The No-Cloning Theorem describes the restrictions on the sets of pure states that can undergo the deterministic quantum cloning process, which is a quantum mechanical analogue of the classical copying process. Many generalizations of the deterministic quantum cloning process have been studied. These include probabilistic cloning, which aims to create perfect copies some of the time; approximate (a.k.a. universal) cloning, which aims to create less-than-perfect copies all of the time; and broadcasting, which generalizes the deterministic cloning process to account for mixed states.

In each of these processes, the composite quantum mechanical system is made up of two subsystems - one subsystem which starts in some state that we desire to copy, and the other subsystem which starts in some "blank" state, onto which we wish to make the copy. Furthermore, these two subsystems are assumed to be initially uncorrelated.

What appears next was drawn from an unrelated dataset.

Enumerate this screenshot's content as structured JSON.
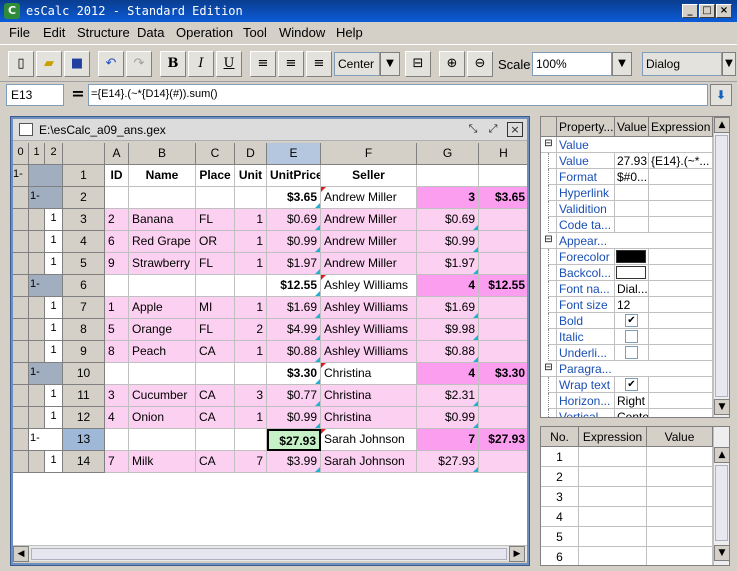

This talk will cover a description of two further generalizations of the deterministic quantum cloning process which allow the initial state of the compound system to be entangled. Such entangled initial states are necessary to consider if one wants to describe a quantum mechanical analogue of classical copying that is applicable to bosons. The restrictions on the sets of states that can undergo these generalized cloning processes will be discussed. A connection between these sets of states and the mathematical theory of graphs will be shown, along with a connection to probabilistic cloning.